Theatre - The Importance of Being Earnest - Library Theatre

Star rating – 9/10

So it’s farewell to the Library Theatre after 50 years of entertaining the good folk of Manchester. And they have chosen to bow out with the same play that was the first one to be produced here, in this iconic building that is small but perfectly formed, in the basement of the splendid Central Reference Library.

And what a great choice of play, with every line of Oscar Wilde’s theatre classic rippling with comedy, irony and biting social satire. It is still something of a miracle to me that one man could write such a gem of a play, alongside the beautifully moving classic children’s tale ‘The Selfish Giant’, and such a stirring and disturbing novel as ‘The Picture of Dorian Gray’ from the same pen. What a dazzlingly clever man.

And Chris Honer’s production does full justice both to the occasion, and to the brilliant play. Russell Dixon is hilarious as the pantomime dame style Lady Bracknell, with so many classic lines it is difficult to pick out favourites. He chooses to down play the classic ‘hand bag’ line, which is my only nit pick of the night, but delivers all the rest to bring the house down. Her /his reaction to Earnest’s revelations about the nature of his being found at Victoria Station (on the Brighton line) are as funny as anything I have ever heard. One favourite of mine is: "I do not approve of anything that tampers with natural ignorance. Ignorance is like a delicate exotic fruit; touch it and the bloom is gone.” This typifies Wilde’s commentary on social class which is still as relevant today as when he wrote the play. Certainly the line about a Liberal-Unionist being the same as a Tory caused great audience mirth and took on a renewed significance in these coalition government times.

And Natalie Grady's determined and feisty heroine Gwendolen Fairfax is also worth special mention, hilarious as she reveals how much in love she has been with Earnest from just hearing his name. Meeting him in the flesh confirms her affection. The two hander between Gwendolen and the pretty young ward Cecily is a classic scene.

Even the more minor players deliver killer lines here, such as the interchange between the straight laced governess Miss Prism, and the slightly amorous and in demand, for baptism services anyway with so much name changing on the cards, vicar Rev Chasuble.

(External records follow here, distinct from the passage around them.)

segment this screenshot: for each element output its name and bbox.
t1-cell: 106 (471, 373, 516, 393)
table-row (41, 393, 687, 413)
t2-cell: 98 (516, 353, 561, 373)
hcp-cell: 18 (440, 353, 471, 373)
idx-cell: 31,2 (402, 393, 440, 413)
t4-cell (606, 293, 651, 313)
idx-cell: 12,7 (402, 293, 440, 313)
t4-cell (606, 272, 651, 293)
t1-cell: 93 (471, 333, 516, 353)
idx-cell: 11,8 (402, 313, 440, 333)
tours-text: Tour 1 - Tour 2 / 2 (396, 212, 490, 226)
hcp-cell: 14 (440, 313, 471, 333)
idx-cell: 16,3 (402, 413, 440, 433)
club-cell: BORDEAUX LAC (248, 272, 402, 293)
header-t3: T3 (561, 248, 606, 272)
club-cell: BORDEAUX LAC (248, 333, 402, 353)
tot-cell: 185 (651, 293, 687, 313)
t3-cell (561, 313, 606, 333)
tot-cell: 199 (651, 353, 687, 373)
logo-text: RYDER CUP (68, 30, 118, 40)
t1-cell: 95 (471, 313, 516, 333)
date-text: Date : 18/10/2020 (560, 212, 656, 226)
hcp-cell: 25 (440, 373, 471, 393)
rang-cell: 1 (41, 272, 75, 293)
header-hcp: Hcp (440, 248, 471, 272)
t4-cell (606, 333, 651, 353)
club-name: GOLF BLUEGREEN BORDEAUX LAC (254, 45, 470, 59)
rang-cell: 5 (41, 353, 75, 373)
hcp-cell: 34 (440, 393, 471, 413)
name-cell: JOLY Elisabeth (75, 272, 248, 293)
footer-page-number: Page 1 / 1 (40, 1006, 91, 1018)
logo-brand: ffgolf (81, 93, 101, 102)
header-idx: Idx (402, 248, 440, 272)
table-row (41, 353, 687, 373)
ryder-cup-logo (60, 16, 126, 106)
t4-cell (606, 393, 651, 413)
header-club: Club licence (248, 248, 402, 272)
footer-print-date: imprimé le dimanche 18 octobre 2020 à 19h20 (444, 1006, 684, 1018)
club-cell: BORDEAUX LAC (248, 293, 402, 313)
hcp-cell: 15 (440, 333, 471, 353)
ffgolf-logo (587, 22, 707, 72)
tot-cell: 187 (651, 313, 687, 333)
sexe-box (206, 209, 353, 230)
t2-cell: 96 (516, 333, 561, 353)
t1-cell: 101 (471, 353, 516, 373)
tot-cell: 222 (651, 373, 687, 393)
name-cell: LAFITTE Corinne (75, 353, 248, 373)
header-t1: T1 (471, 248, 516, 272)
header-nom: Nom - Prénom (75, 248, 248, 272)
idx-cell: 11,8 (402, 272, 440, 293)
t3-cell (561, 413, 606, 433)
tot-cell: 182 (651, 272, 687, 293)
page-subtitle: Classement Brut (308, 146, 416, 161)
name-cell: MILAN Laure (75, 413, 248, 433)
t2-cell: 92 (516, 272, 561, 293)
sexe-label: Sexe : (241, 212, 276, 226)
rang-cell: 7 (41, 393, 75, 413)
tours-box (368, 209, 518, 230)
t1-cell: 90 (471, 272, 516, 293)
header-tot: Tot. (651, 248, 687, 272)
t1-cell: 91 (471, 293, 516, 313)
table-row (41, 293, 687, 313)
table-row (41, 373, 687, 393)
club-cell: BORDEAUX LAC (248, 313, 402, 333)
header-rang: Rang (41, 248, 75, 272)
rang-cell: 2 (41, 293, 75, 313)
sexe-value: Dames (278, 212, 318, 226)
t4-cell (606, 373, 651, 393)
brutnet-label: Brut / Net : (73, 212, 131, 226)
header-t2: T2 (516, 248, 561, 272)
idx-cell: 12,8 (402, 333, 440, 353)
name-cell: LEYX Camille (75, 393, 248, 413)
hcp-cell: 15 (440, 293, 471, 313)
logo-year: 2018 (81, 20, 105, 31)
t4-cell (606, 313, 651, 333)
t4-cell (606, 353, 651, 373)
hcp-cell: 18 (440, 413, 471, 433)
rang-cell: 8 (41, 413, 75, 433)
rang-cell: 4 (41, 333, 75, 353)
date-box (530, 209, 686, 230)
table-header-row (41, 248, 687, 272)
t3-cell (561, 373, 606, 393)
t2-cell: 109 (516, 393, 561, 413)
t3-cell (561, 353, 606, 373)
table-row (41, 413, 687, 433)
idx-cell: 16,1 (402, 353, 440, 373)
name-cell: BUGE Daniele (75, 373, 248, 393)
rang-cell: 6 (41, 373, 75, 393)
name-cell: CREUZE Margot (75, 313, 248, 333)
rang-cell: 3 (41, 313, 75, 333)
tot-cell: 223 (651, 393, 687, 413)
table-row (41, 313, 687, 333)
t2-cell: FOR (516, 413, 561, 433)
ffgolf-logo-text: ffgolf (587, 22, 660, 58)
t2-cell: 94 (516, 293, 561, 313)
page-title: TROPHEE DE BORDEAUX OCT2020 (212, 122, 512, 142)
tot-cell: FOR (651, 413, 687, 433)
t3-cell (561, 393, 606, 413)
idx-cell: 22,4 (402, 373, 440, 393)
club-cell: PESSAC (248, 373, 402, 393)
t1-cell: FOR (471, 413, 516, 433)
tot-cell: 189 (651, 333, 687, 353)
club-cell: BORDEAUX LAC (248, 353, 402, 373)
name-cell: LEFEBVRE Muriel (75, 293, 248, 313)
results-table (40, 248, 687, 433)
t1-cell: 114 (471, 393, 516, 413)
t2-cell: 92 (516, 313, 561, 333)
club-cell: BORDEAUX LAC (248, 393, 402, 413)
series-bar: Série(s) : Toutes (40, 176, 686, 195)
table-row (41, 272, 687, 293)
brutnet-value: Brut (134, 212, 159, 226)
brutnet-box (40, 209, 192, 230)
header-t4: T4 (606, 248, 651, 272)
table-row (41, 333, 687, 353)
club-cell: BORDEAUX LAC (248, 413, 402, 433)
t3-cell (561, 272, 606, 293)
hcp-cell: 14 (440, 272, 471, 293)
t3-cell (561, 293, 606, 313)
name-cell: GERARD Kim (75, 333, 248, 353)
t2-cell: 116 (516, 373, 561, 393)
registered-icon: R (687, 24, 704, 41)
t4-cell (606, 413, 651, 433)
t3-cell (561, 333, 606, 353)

So it’s a sad farewell to the Library Theatre, at least in its current home. I have many, many fond memories of this little theatre, from countless magic of children’s’ pantomimes over the past twenty years, to the surreal experience of seeing the powerful Greek tragedy ‘Medea’ here on the same day as the 9/11 attacks. Hopefully the four years during which the company will have a peripatetic existence between The Lowry and various other venues, will pass quickly, and they will be safely and elegantly rehoused in the refurbished nearby Theatre Royal. For now it’s thanks for the memories, as they bow out in terrific and outrageous comic style. I think Wilde would have approved.

1 comment:

  1. Hi, Pleased you liked it. We're continuing after Central Library and will be going to the Lowry 3 times a year to stage out main house shows, so lots to look forward to!